Topical today two social-media items questioning the linguistic science confusion. Science is a language, but linguistics is (maybe) not science.

Anita Leirfall sharing What is the Science of Linguistics a Science of?
by Ermanno Bencivenga in Epoch Magazine – starting from from Thomas G. Bever’s “The Cognitive Basis for Linguistic Structures” and quite independently:

A J Owens sharing this in his latest “oblique review” blog

“Human beings do not live in the objective world alone. . . but are very much at the mercy of the particular language which has become the medium of expression for their society. The worlds in which different societies live are distinct worlds, not merely the same world with different labels attached.”
Edward Sapir, “The Status of Linguistics as a Science”

So on message that quote! [Countering the (solely) objective world (alone) but therefore overstates the “at the mercy of” on the other side – these things co-evolve with two-way causation – but the basic point holds. As a PoPoMo, the common sense of post-modernism without the extremes. After the comment from AJ below (and my comment on his) I need to follow-up with Tina Lee Forsee at “Diotima’s Ladder” I guess.]

And:

[For any word I use] meaning is amenable to reasonable guesses; and for the most part, these guesses will not be far off the mark.

That we understand one another by making reasonable guesses is a claim at the heart of the book. The main author, Neal Weiner, calls this “the principle of generosity,” extrapolating slightly from the noted philosopher Donald Davidson’s “principle of charity.”

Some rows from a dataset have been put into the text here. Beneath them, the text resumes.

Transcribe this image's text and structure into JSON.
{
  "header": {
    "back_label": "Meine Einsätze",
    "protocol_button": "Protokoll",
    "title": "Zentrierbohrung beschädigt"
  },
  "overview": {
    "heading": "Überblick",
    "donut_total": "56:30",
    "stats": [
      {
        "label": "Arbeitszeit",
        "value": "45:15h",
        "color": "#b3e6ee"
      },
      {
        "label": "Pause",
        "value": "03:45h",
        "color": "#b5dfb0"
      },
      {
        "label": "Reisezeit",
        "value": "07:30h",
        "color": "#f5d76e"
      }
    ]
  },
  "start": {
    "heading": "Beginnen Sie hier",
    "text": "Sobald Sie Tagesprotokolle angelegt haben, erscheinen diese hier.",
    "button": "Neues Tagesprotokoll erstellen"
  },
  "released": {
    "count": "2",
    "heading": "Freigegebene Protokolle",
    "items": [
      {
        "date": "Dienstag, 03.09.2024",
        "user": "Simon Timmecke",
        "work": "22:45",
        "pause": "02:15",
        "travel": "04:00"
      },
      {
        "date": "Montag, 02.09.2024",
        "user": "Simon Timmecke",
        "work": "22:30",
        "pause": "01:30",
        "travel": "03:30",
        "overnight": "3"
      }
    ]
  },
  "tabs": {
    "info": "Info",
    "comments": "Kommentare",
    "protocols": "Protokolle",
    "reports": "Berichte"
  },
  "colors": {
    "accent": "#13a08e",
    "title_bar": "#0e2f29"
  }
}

Absolutely – I use that principle of charity (see Rules of Engagement) and yes, like Dennett [and Levenchuk] I say “hold your definitions” – use words like they’re natural language and make progress in your discourse – only worry about definitions when (and if) you need to create some objective record of agreements.

And more on different world-views giving us different ways of thinking, Nigel McGilchrist, brother of Iain, talking on:

The Mind of Pythagoras: A First Bridge Between East and West – How did we come to think the way we do?

And finally for now, not so obviously on topic, but Philip Ball writing “Is AI leading to a reproducibility crisis in science?” in Nature Magazine – Scientists worry that ill-informed use of artificial intelligence is driving a deluge of unreliable or useless research. On topic because these AI’s are merely LLM’s. (No A-Life, no A-Intelligence, I say.)

“As with any powerful new statistical technique, AI systems can make it easy for researchers looking for a particular result to fool themselves…”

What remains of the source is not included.